Wynn Macau’s Phase I expansion of Wynn Palace will cost an estimated US$2 billion and include a 650-room hotel tower alongside a large glass structure known as the Crystal Pavilion, the company revealed on Wednesday.
Further details of the project were unveiled at a Wynn Resorts investor day held in Boston overnight, with a delay in groundbreaking from the previously planned 2020 until late 2021 meaning the first phase is now scheduled for completion by 2025.
According to a note from JP Morgan’s DS Kim, Jeremy An and Christine Wang, the expansion will largely focus on the Crystal Pavilion which will be a non-gaming facility with art, entertainment and F&B amenities.
Details on Phase II, which will add a second 650-room hotel, have yet to be confirmed.
Wynn Resorts CEO and President Matt Maddox has previously described the planned Crystal Pavilion as providing an immersive experience similar to one found at the Vatican “with screens on the walls and on the ceiling, so the audience has a 270-degree experience including live entertainment on the stage.

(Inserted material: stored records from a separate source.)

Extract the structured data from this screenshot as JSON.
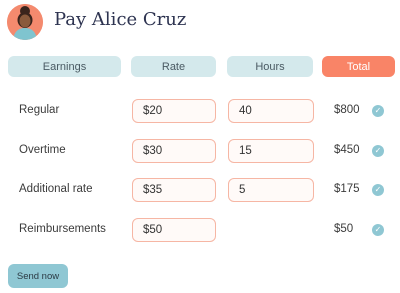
{
  "header": {
    "title": "Pay Alice Cruz"
  },
  "columns": {
    "earnings": "Earnings",
    "rate": "Rate",
    "hours": "Hours",
    "total": "Total"
  },
  "rows": [
    {
      "label": "Regular",
      "rate": "$20",
      "hours": "40",
      "total": "$800"
    },
    {
      "label": "Overtime",
      "rate": "$30",
      "hours": "15",
      "total": "$450"
    },
    {
      "label": "Additional rate",
      "rate": "$35",
      "hours": "5",
      "total": "$175"
    },
    {
      "label": "Reimbursements",
      "rate": "$50",
      "total": "$50"
    }
  ],
  "actions": {
    "send_label": "Send now"
  },
  "colors": {
    "accent": "#f98467",
    "header_bg": "#d4e9ec",
    "button_bg": "#8fc7d3",
    "field_border": "#f6b6a4",
    "title": "#2d3350"
  },
  "icons": {
    "avatar": "avatar",
    "row_status": "check-circle-icon"
  }
}
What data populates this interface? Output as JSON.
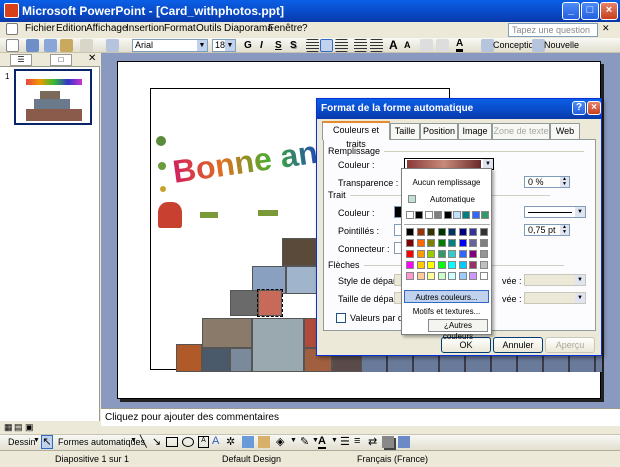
{
  "window": {
    "title": "Microsoft PowerPoint - [Card_withphotos.ppt]"
  },
  "menu": {
    "items": [
      "Fichier",
      "Edition",
      "Affichage",
      "Insertion",
      "Format",
      "Outils",
      "Diaporama",
      "Fenêtre",
      "?"
    ],
    "help_placeholder": "Tapez une question"
  },
  "toolbar": {
    "font": "Arial",
    "size": "18",
    "bold": "G",
    "italic": "I",
    "underline": "S",
    "shadow": "S",
    "conception": "Conception",
    "nouvelle_diapo": "Nouvelle diapositive"
  },
  "slide": {
    "number": "1",
    "greeting": "Bonne année"
  },
  "notes": {
    "placeholder": "Cliquez pour ajouter des commentaires"
  },
  "drawing": {
    "dessin": "Dessin",
    "formes": "Formes automatiques"
  },
  "status": {
    "slide": "Diapositive 1 sur 1",
    "design": "Default Design",
    "language": "Français (France)"
  },
  "dialog": {
    "title": "Format de la forme automatique",
    "tabs": [
      "Couleurs et traits",
      "Taille",
      "Position",
      "Image",
      "Zone de texte",
      "Web"
    ],
    "remplissage": "Remplissage",
    "couleur_label": "Couleur :",
    "transparence_label": "Transparence :",
    "transparence_value": "0 %",
    "trait": "Trait",
    "trait_couleur": "Couleur :",
    "pointilles": "Pointillés :",
    "epaisseur_value": "0,75 pt",
    "connecteur": "Connecteur :",
    "fleches": "Flèches",
    "style_depart": "Style de départ :",
    "taille_depart": "Taille de départ :",
    "arrivee1": "vée :",
    "arrivee2": "vée :",
    "valeurs_defaut": "Valeurs par défaut",
    "ok": "OK",
    "annuler": "Annuler",
    "apercu": "Aperçu"
  },
  "color_popup": {
    "aucun": "Aucun remplissage",
    "automatique": "Automatique",
    "autres_couleurs": "Autres couleurs...",
    "motifs": "Motifs et textures...",
    "autres_couleurs2": "¿Autres couleurs",
    "row1": [
      "#ffffff",
      "#000000",
      "#ffffff",
      "#808080",
      "#000000",
      "#c0e0ff",
      "#008080",
      "#3366ff",
      "#339966"
    ],
    "palette": [
      [
        "#000000",
        "#993300",
        "#333300",
        "#003300",
        "#003366",
        "#000080",
        "#333399",
        "#333333"
      ],
      [
        "#800000",
        "#ff6600",
        "#808000",
        "#008000",
        "#008080",
        "#0000ff",
        "#666699",
        "#808080"
      ],
      [
        "#ff0000",
        "#ff9900",
        "#99cc00",
        "#339966",
        "#33cccc",
        "#3366ff",
        "#800080",
        "#969696"
      ],
      [
        "#ff00ff",
        "#ffcc00",
        "#ffff00",
        "#00ff00",
        "#00ffff",
        "#00ccff",
        "#993366",
        "#c0c0c0"
      ],
      [
        "#ff99cc",
        "#ffcc99",
        "#ffff99",
        "#ccffcc",
        "#ccffff",
        "#99ccff",
        "#cc99ff",
        "#ffffff"
      ]
    ]
  }
}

“We thought if we take that idea and custom build it in this area with a great 600-foot theater and make it fully immersive, that experience would be like no other on the planet.”
Construction of Phase I is expected to take around three years with Wynn targeting ROI of 15% to 20%, “implying incremental EBITDA of US$300 to US$400 million from Phase I (or a 35-47% boost to the Palace’s TTM EBITDA), which seems a bit aggressive for primarily non-gaming expansion,” JP Morgan said.